En ello coincide también el alcalde de Lozoyuela. “El aumento de población está siendo muy positivo, ha revitalizado la vida en el municipio, han aumentado las solicitudes de licencias para la construcción, repuntan los negocios, el comercio local... aunque no podemos ser ajenos al hecho que también tensiona los servicios municipales”.

Y lo razona, “muchos madrileños, desde la desescalada de mayo, se han venido a vivir a sus segundas residencias, sin empadronarse. En Lozoyuela ahora podemos estar entorno a los 2.200 habitantes reales, mucho más de los 1.500 que marca el padrón”, comenta Díaz Rodríguez.
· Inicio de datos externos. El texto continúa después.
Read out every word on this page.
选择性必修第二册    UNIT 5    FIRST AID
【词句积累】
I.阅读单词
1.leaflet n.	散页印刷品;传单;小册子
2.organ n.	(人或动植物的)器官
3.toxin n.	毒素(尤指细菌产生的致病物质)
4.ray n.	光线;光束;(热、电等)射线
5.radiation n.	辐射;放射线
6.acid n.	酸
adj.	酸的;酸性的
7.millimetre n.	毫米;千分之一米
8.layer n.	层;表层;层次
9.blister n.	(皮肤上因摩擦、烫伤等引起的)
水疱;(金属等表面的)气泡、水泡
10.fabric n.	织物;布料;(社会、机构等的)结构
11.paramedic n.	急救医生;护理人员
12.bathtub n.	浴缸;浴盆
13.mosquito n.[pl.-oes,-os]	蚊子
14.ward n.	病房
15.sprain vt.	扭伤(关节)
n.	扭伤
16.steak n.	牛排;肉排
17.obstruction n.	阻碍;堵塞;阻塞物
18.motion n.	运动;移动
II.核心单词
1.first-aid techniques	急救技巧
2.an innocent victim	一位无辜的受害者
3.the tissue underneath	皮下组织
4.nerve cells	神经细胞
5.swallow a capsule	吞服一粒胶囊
Por ello, comenta, desde la alcaldía -dice- van a iniciar una campaña para "incentivar el empadronamiento de esta población oculta”.

Contenedores de basura en Miraflores de la Sierra

Aumento de residuos en los pueblos

Ambos alcaldes, coinciden en señalar como uno de los servicios más tensionado ha sido el de la recogida de residuos y que pone en evidencia también la movilidad . Un punto, éste, que confirman los técnicos de la Mancomunidad de Servicios Valle Norte de Lozoya que da servicio a 42 municipios de la zona norte, donde residen unos 35.000 madrileños.

Cifras provisionales hablan de un incremento de casi un 10% en los contenedores de residuos no reciclables de los contenedores verdes en el periodo que va de junio e 2020 a enero de 2021 en comparación con el mismo periodo del año anterior. El pasado diciembre llegaron a recoger unas 60 toneladas más de este tipo de residuos que el año anterior.

Mariano Gómez, unos de sus técnicos, remarca que “una de las cosas que nos ha llamado la atención respecto a otros años, ha sido el aumento en la recogida de televisores y sobre todo de colchones en los puntos limpios, algo que tiene su explicación, en el hecho de que muchas casas de la sierra, vacías o utilizadas solamente para el fin de semana y que suelen tener un mobiliario viejo, se han convertido en viviendas habituales”, dicen. De hecho, este año, “nos hemos visto obligados a comprar un camión específico destinado a la recogida del cartón, que hemos visto se ha multiplicado, causa de las compras online".